When you buy a glucometer, the sum you pay is often for the unit or device, and a few test strips.
Now, the device on its own is useless:
It could not display the result of your blood glucose, without inserting the strip.
You need the strip and device.
One more component - the lancet:
Lancet is the stuff you use to poke at your finger to draw just enough blood to be the tip on a strip, a small drip, to be precise.
These days, lancet comes in many forms.
In fact, while I was working with a diagnostic company a few years ago, it has a dedicated team to research and develop lancet.
The people in the team are called the "pain team," and their job function is to come up with a robust design of device and lancet's sharpness to increase efficiency, reduces pain, etc.
Just like a glucometer, the lancet's device is cheap, but the lancet, the small knife or needle, is not.
Customers have to change the lancet, not the device.
As you can see here:
The way for you to save money when buying a glucometer is two folds:
1) Find a device with the cheaper, reliable strip2) Find a more inexpensive, reliable lancet.
I've seen glucometer sold for 80 bucks, which is way cheaper than branded 120 plus device, but the latter comes with a lifetime guarantee and free lifetime upgrade.

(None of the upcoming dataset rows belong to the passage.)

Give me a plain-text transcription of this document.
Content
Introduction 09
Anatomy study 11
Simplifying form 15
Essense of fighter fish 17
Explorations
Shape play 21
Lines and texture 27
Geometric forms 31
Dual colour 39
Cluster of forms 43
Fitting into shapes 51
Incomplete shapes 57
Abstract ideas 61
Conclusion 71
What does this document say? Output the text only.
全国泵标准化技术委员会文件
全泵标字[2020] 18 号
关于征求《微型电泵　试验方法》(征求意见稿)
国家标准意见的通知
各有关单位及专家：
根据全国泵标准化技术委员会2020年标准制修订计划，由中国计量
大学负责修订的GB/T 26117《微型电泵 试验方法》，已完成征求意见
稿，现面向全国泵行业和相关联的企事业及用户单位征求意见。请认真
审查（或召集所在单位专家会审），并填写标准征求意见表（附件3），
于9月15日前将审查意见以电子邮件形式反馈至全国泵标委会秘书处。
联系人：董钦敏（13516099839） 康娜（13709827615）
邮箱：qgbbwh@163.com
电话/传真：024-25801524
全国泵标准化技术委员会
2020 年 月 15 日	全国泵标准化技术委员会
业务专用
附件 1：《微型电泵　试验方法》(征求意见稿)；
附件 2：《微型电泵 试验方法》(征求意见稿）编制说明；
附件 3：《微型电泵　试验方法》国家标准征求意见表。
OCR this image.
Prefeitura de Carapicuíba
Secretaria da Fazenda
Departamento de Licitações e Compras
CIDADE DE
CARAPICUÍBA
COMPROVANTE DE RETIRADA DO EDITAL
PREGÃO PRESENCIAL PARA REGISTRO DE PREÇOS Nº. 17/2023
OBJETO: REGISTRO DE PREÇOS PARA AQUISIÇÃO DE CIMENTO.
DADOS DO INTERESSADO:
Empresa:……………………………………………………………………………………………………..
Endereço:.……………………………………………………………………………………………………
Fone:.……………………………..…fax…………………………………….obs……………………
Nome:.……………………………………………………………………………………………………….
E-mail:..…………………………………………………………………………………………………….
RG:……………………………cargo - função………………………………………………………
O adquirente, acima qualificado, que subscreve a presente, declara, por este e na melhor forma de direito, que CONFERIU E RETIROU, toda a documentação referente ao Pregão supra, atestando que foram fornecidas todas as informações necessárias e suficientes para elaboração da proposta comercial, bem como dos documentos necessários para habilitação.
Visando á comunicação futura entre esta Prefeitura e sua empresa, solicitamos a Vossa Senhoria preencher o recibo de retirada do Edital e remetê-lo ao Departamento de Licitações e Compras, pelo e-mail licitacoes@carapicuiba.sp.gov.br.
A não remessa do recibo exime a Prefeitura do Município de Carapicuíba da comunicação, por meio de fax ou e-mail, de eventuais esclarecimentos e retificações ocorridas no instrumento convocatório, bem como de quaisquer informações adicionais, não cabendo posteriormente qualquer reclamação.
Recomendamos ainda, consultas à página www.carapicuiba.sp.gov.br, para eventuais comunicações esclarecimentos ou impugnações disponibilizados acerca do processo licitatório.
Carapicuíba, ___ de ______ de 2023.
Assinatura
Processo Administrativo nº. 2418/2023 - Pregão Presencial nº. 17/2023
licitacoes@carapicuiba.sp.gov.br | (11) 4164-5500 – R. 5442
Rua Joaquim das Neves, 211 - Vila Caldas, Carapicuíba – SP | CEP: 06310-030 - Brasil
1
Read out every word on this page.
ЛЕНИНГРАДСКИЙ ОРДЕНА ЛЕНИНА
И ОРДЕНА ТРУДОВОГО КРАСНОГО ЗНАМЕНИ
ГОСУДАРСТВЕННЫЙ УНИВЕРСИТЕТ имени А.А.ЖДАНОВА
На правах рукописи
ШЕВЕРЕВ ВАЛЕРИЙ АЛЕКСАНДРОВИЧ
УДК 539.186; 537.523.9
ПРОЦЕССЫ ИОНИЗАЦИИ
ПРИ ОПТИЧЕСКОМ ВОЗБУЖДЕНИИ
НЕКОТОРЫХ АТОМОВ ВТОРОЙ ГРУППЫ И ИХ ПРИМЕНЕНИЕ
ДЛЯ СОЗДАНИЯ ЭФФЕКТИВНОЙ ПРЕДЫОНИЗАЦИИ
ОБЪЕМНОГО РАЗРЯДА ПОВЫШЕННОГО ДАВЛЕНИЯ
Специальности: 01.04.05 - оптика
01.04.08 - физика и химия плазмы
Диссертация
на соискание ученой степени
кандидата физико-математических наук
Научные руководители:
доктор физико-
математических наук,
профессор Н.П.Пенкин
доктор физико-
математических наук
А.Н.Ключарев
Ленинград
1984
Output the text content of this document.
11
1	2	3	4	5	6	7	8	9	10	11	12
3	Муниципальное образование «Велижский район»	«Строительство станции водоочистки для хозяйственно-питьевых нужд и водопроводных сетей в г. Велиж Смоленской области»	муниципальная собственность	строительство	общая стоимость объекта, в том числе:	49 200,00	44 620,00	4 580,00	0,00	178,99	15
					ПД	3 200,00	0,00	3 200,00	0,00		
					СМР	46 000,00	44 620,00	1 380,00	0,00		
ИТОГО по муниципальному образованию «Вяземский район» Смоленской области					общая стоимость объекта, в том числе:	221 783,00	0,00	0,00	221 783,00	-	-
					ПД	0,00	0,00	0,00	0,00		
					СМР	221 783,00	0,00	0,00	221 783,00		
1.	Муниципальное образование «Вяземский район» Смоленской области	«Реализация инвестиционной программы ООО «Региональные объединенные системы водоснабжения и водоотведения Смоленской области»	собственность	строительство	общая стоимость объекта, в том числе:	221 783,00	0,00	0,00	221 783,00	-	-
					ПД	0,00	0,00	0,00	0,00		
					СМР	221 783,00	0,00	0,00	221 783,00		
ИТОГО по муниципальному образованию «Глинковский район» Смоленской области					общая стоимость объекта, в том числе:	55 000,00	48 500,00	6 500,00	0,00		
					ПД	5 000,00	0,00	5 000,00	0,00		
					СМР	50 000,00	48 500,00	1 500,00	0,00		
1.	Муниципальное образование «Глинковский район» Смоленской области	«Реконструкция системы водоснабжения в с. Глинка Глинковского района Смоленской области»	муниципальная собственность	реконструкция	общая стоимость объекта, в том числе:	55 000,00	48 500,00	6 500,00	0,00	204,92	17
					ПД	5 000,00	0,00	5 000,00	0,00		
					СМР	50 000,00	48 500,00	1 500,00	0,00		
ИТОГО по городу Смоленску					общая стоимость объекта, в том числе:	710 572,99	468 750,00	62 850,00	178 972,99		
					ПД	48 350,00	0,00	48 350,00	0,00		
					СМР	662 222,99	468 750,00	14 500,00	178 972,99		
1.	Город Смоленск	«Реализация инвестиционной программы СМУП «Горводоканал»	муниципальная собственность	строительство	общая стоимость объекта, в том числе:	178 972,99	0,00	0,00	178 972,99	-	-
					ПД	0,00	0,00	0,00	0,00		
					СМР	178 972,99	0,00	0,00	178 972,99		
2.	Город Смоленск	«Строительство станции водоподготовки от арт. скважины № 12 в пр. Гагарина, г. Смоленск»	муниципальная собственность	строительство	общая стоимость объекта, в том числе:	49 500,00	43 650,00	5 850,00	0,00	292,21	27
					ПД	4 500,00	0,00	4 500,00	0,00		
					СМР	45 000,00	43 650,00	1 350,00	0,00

And the company has a permanent representative to serve customers.
The cheaper version does not offer all that.
The strips come in 120 units, instead of 90 or 100, with the branded version.
The reading from both devices are reliable, and both require minimal maintenance.
Both devices are "auto-calibrated," meaning, the machine will calibrate on its own after some time.
For lancet, I've seen customers used a needle or the syringe to poke their fingers.
This does work but disposing of the needle hygienically is a challenge.
Without proper disposal, that needle can be harmful, especially to misuse by others.
It's easier and cheaper to buy needles but quite difficult to dispose of.
We've arrived at the part where you need to make a decision:
I've stated my recommendation for you if you want to save some cash when buying a glucometer.
Find a cheap reliable device ...
... more importantly, the strips ...
... and find cheaper reliable lancets.
If you can do these, you can save yourself your hard-earned cash, and use it to do something else, maybe buy yourself a slightly expensive lancet device.